- 2 Organic Chicken Breasts
- Kitchen Basics Chicken stock
- 2 jars Herdez Salsa Verde
- HEB Organic Shredded Mexican Blend Cheese
- Corn Tortillas
- Pico di gallo (we make our own but you can buy this pre-made)
Season chicken breasts. Place them in a stock pot. Pour chicken stock on top until just covered. Bring to a boil then reduce and simmer, covered, for around 10 minutes or until cooked through. Remove from liquid. Let them cool slightly then shred or chop.
In a medium bowl, pour one jar of Herdez, add chopped chicken breast and around ½ of the cheese (approx. 3 oz.). Stir to mix.
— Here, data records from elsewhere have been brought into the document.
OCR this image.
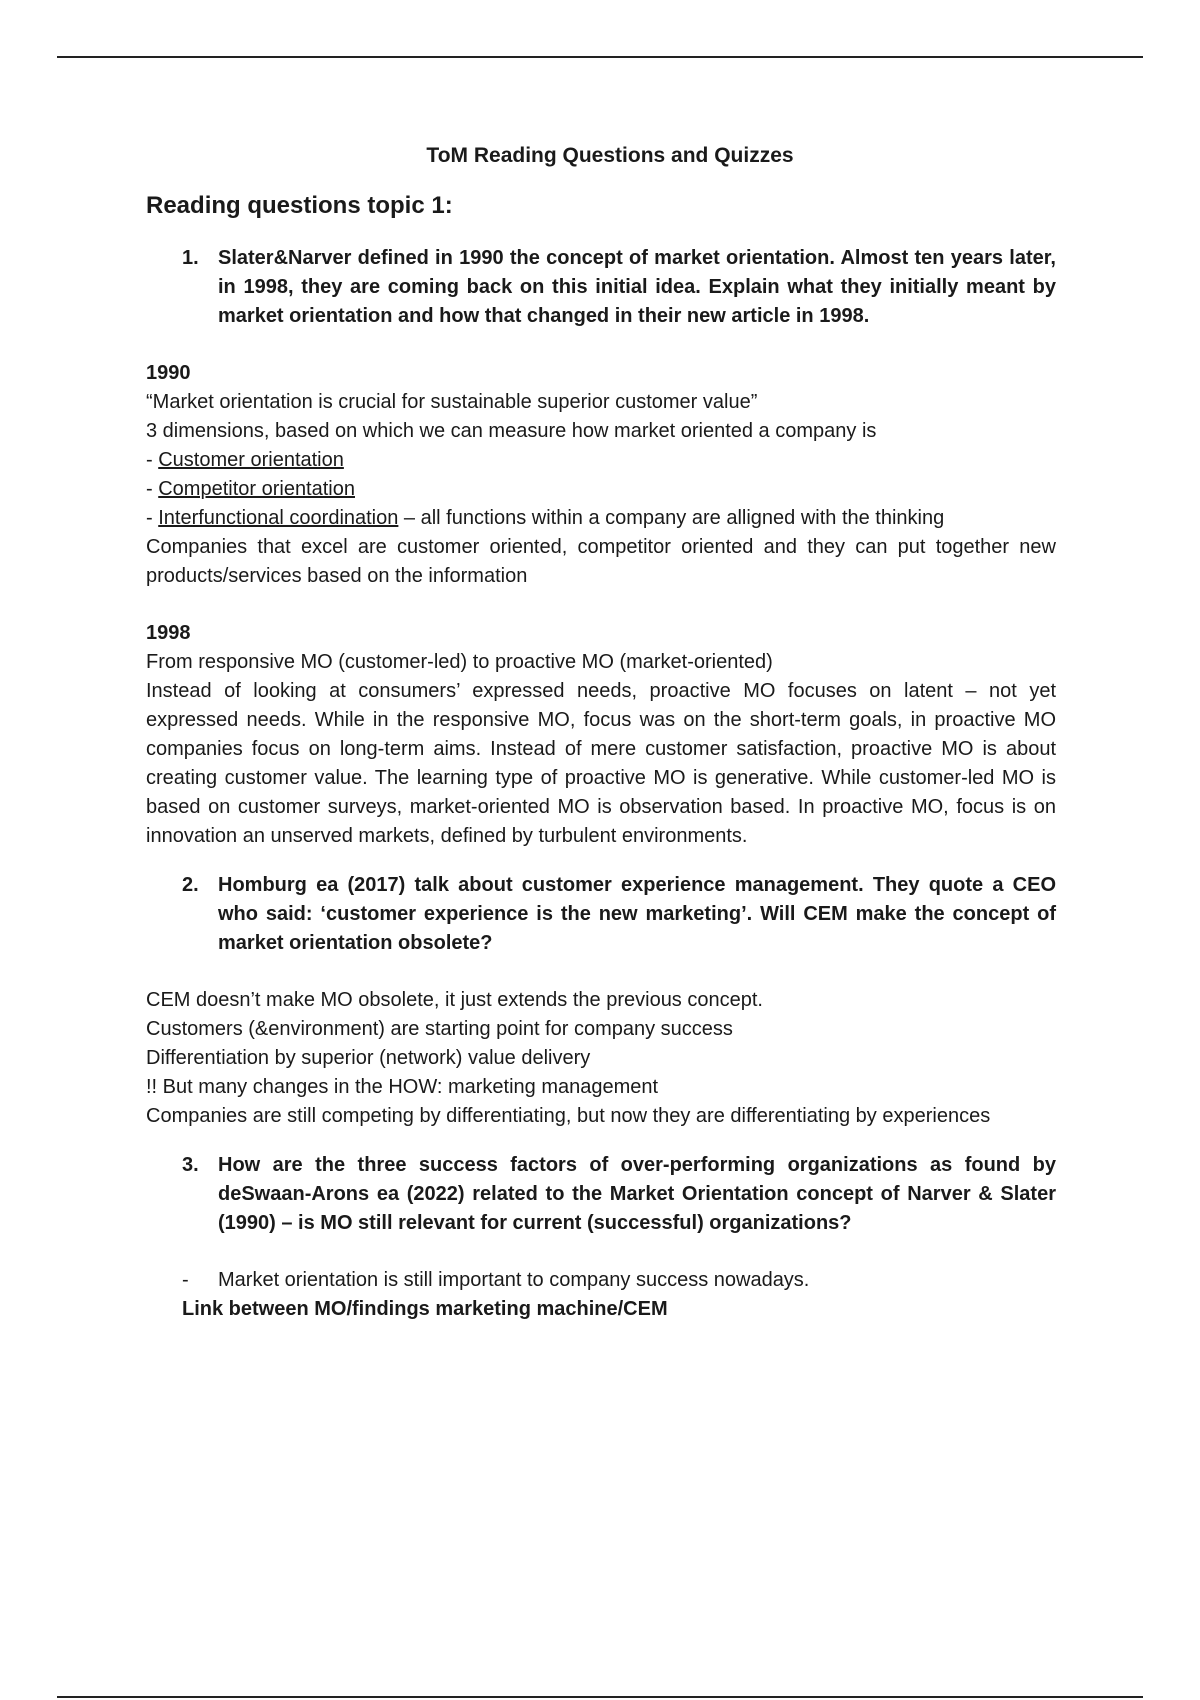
ToM Reading Questions and Quizzes
Reading questions topic 1:
1. Slater&Narver defined in 1990 the concept of market orientation. Almost ten years later, in 1998, they are coming back on this initial idea. Explain what they initially meant by market orientation and how that changed in their new article in 1998.

1990

“Market orientation is crucial for sustainable superior customer value”

3 dimensions, based on which we can measure how market oriented a company is

- Customer orientation

- Competitor orientation

- Interfunctional coordination – all functions within a company are alligned with the thinking

Companies that excel are customer oriented, competitor oriented and they can put together new products/services based on the information

1998

From responsive MO (customer-led) to proactive MO (market-oriented)

Instead of looking at consumers’ expressed needs, proactive MO focuses on latent – not yet expressed needs. While in the responsive MO, focus was on the short-term goals, in proactive MO companies focus on long-term aims. Instead of mere customer satisfaction, proactive MO is about creating customer value. The learning type of proactive MO is generative. While customer-led MO is based on customer surveys, market-oriented MO is observation based. In proactive MO, focus is on innovation an unserved markets, defined by turbulent environments.

2. Homburg ea (2017) talk about customer experience management. They quote a CEO who said: ‘customer experience is the new marketing’. Will CEM make the concept of market orientation obsolete?

CEM doesn’t make MO obsolete, it just extends the previous concept.

Customers (&environment) are starting point for company success

Differentiation by superior (network) value delivery

!! But many changes in the HOW: marketing management

Companies are still competing by differentiating, but now they are differentiating by experiences

3. How are the three success factors of over-performing organizations as found by deSwaan-Arons ea (2022) related to the Market Orientation concept of Narver & Slater (1990) – is MO still relevant for current (successful) organizations?
-	Market orientation is still important to company success nowadays.
Link between MO/findings marketing machine/CEM
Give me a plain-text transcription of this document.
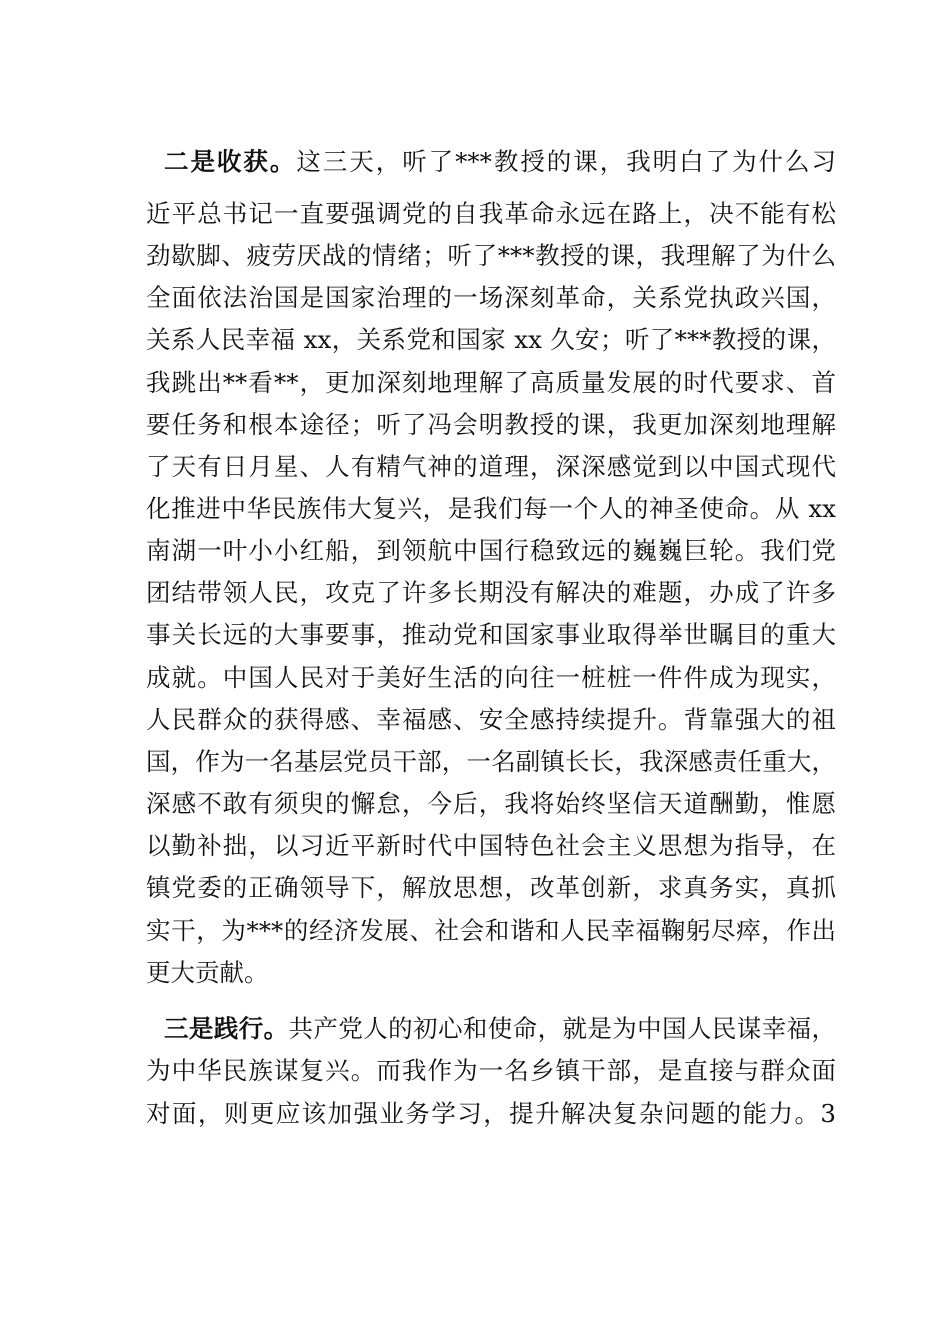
二是收获。这三天，听了***教授的课，我明白了为什么习
近平总书记一直要强调党的自我革命永远在路上，决不能有松
劲歇脚、疲劳厌战的情绪；听了***教授的课，我理解了为什么
全面依法治国是国家治理的一场深刻革命，关系党执政兴国，
关系人民幸福 xx，关系党和国家 xx 久安；听了***教授的课，
我跳出**看**，更加深刻地理解了高质量发展的时代要求、首
要任务和根本途径；听了冯会明教授的课，我更加深刻地理解
了天有日月星、人有精气神的道理，深深感觉到以中国式现代
化推进中华民族伟大复兴，是我们每一个人的神圣使命。从 xx
南湖一叶小小红船，到领航中国行稳致远的巍巍巨轮。我们党
团结带领人民，攻克了许多长期没有解决的难题，办成了许多
事关长远的大事要事，推动党和国家事业取得举世瞩目的重大
成就。中国人民对于美好生活的向往一桩桩一件件成为现实，
人民群众的获得感、幸福感、安全感持续提升。背靠强大的祖
国，作为一名基层党员干部，一名副镇长长，我深感责任重大，
深感不敢有须臾的懈怠，今后，我将始终坚信天道酬勤，惟愿
以勤补拙，以习近平新时代中国特色社会主义思想为指导，在
镇党委的正确领导下，解放思想，改革创新，求真务实，真抓
实干，为***的经济发展、社会和谐和人民幸福鞠躬尽瘁，作出
更大贡献。
三是践行。共产党人的初心和使命，就是为中国人民谋幸福，
为中华民族谋复兴。而我作为一名乡镇干部，是直接与群众面
对面，则更应该加强业务学习，提升解决复杂问题的能力。3
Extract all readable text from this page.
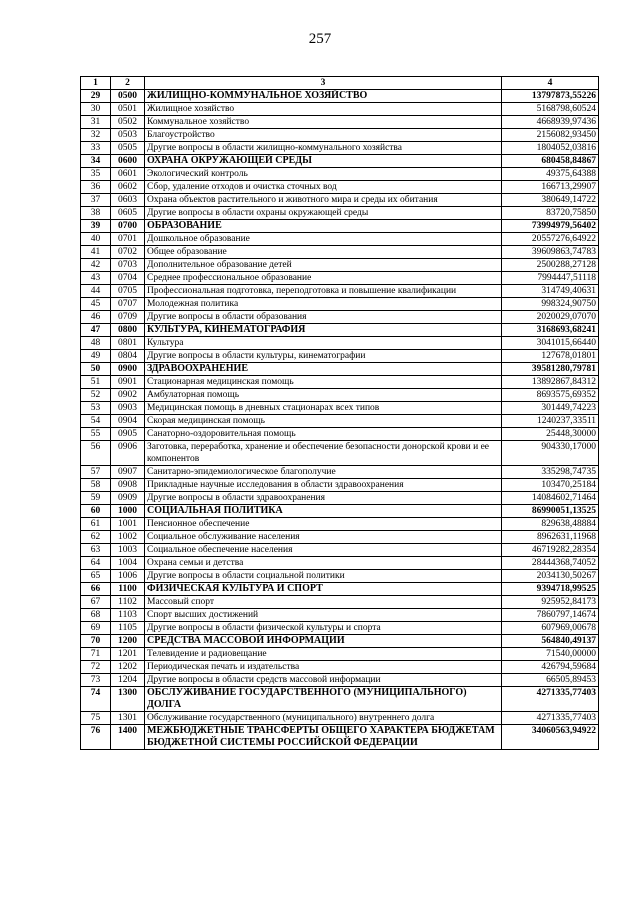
257
1	2	3	4
29	0500	ЖИЛИЩНО-КОММУНАЛЬНОЕ ХОЗЯЙСТВО	13797873,55226
30	0501	Жилищное хозяйство	5168798,60524
31	0502	Коммунальное хозяйство	4668939,97436
32	0503	Благоустройство	2156082,93450
33	0505	Другие вопросы в области жилищно-коммунального хозяйства	1804052,03816
34	0600	ОХРАНА ОКРУЖАЮЩЕЙ СРЕДЫ	680458,84867
35	0601	Экологический контроль	49375,64388
36	0602	Сбор, удаление отходов и очистка сточных вод	166713,29907
37	0603	Охрана объектов растительного и животного мира и среды их обитания	380649,14722
38	0605	Другие вопросы в области охраны окружающей среды	83720,75850
39	0700	ОБРАЗОВАНИЕ	73994979,56402
40	0701	Дошкольное образование	20557276,64922
41	0702	Общее образование	39609863,74783
42	0703	Дополнительное образование детей	2500288,27128
43	0704	Среднее профессиональное образование	7994447,51118
44	0705	Профессиональная подготовка, переподготовка и повышение квалификации	314749,40631
45	0707	Молодежная политика	998324,90750
46	0709	Другие вопросы в области образования	2020029,07070
47	0800	КУЛЬТУРА, КИНЕМАТОГРАФИЯ	3168693,68241
48	0801	Культура	3041015,66440
49	0804	Другие вопросы в области культуры, кинематографии	127678,01801
50	0900	ЗДРАВООХРАНЕНИЕ	39581280,79781
51	0901	Стационарная медицинская помощь	13892867,84312
52	0902	Амбулаторная помощь	8693575,69352
53	0903	Медицинская помощь в дневных стационарах всех типов	301449,74223
54	0904	Скорая медицинская помощь	1240237,33511
55	0905	Санаторно-оздоровительная помощь	25448,30000
56	0906	Заготовка, переработка, хранение и обеспечение безопасности донорской крови и ее компонентов	904330,17000
57	0907	Санитарно-эпидемиологическое благополучие	335298,74735
58	0908	Прикладные научные исследования в области здравоохранения	103470,25184
59	0909	Другие вопросы в области здравоохранения	14084602,71464
60	1000	СОЦИАЛЬНАЯ ПОЛИТИКА	86990051,13525
61	1001	Пенсионное обеспечение	829638,48884
62	1002	Социальное обслуживание населения	8962631,11968
63	1003	Социальное обеспечение населения	46719282,28354
64	1004	Охрана семьи и детства	28444368,74052
65	1006	Другие вопросы в области социальной политики	2034130,50267
66	1100	ФИЗИЧЕСКАЯ КУЛЬТУРА И СПОРТ	9394718,99525
67	1102	Массовый спорт	925952,84173
68	1103	Спорт высших достижений	7860797,14674
69	1105	Другие вопросы в области физической культуры и спорта	607969,00678
70	1200	СРЕДСТВА МАССОВОЙ ИНФОРМАЦИИ	564840,49137
71	1201	Телевидение и радиовещание	71540,00000
72	1202	Периодическая печать и издательства	426794,59684
73	1204	Другие вопросы в области средств массовой информации	66505,89453
74	1300	ОБСЛУЖИВАНИЕ ГОСУДАРСТВЕННОГО (МУНИЦИПАЛЬНОГО) ДОЛГА	4271335,77403
75	1301	Обслуживание государственного (муниципального) внутреннего долга	4271335,77403
76	1400	МЕЖБЮДЖЕТНЫЕ ТРАНСФЕРТЫ ОБЩЕГО ХАРАКТЕРА БЮДЖЕТАМ БЮДЖЕТНОЙ СИСТЕМЫ РОССИЙСКОЙ ФЕДЕРАЦИИ	34060563,94922
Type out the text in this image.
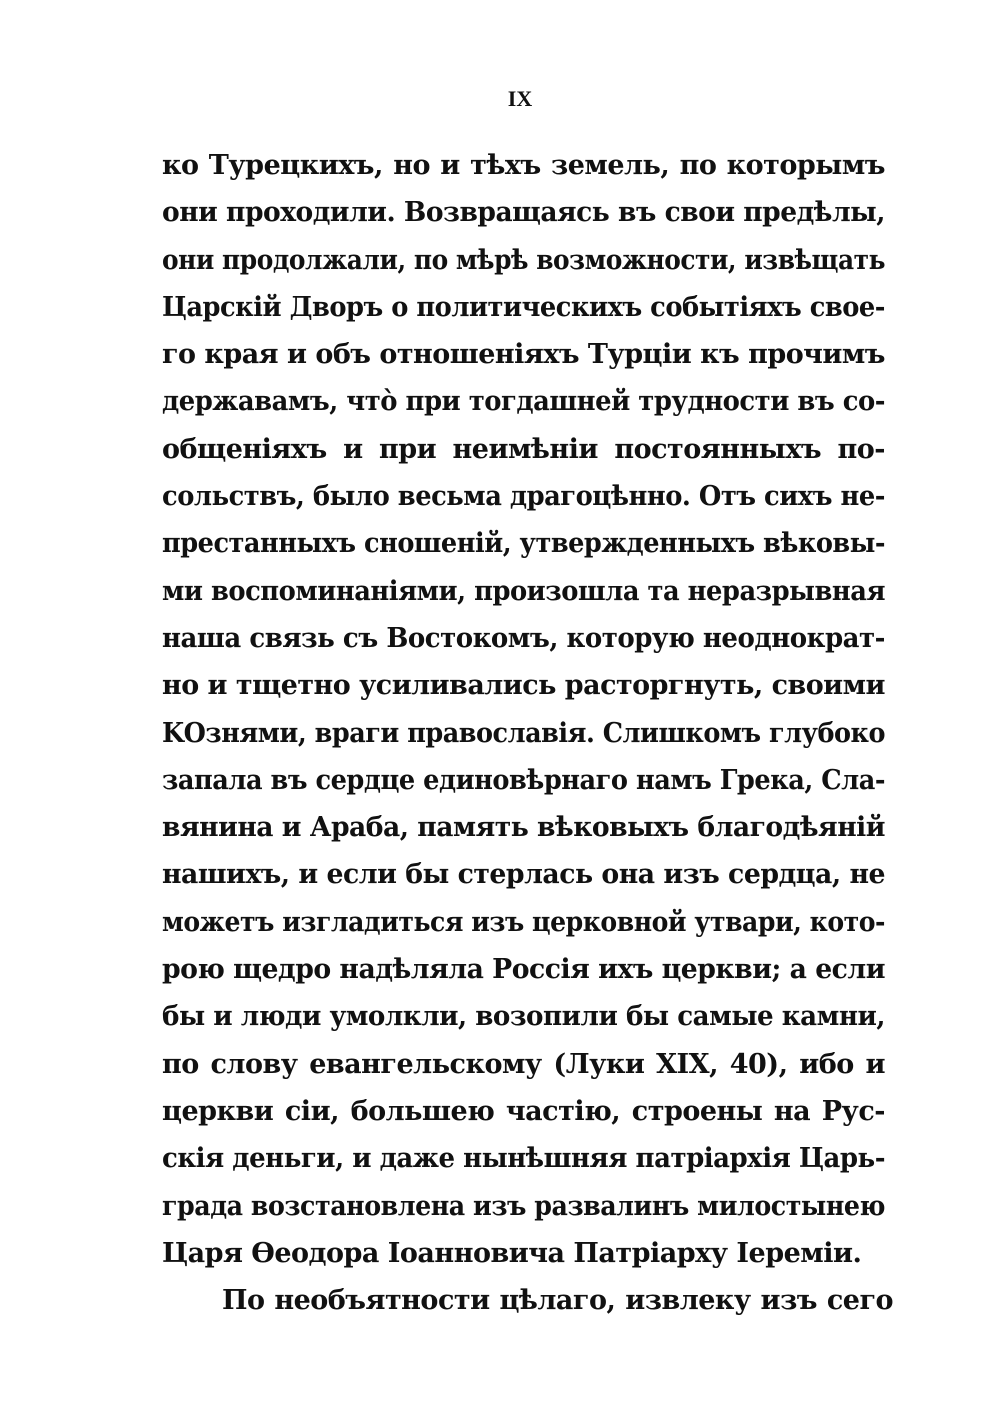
IX
ко Турецкихъ, но и тѣхъ земель, по которымъ
они проходили. Возвращаясь въ свои предѣлы,
они продолжали, по мѣрѣ возможности, извѣщать
Царскій Дворъ о политическихъ событіяхъ свое-
го края и объ отношеніяхъ Турціи къ прочимъ
державамъ, чтò при тогдашней трудности въ со-
общеніяхъ и при неимѣніи постоянныхъ по-
сольствъ, было весьма драгоцѣнно. Отъ сихъ не-
престанныхъ сношеній, утвержденныхъ вѣковы-
ми воспоминаніями, произошла та неразрывная
наша связь съ Востокомъ, которую неоднократ-
но и тщетно усиливались расторгнуть, своими
KОзнями, враги православія. Слишкомъ глубоко
запала въ сердце единовѣрнаго намъ Грека, Сла-
вянина и Араба, память вѣковыхъ благодѣяній
нашихъ, и если бы стерлась она изъ сердца, не
можетъ изгладиться изъ церковной утвари, кото-
рою щедро надѣляла Россія ихъ церкви; а если
бы и люди умолкли, возопили бы самые камни,
по слову евангельскому (Луки XIX, 40), ибо и
церкви сіи, большею частію, строены на Рус-
скія деньги, и даже нынѣшняя патріархія Царь-
града возстановлена изъ развалинъ милостынею
Царя Ѳеодора Іоанновича Патріарху Іереміи.
По необъятности цѣлаго, извлеку изъ сего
In a medium Pyrex baking dish, pour some tomatillo sauce just to coat the bottom. Then take a tortilla and spoon in tomatillo, chicken, cheese mixture. Bring the tortilla together and place seam side down. Repeat until dish is full.
Coat the enchiladas with sauce from 2nd jar. Sprinkle with some cheese. Cover with foil. Bake at 375 for 20-25 minutes. Uncover. Bake for another 10 minutes. Remove from oven and let rest for 10 minutes. Serve with pico di gallo and avocado!!!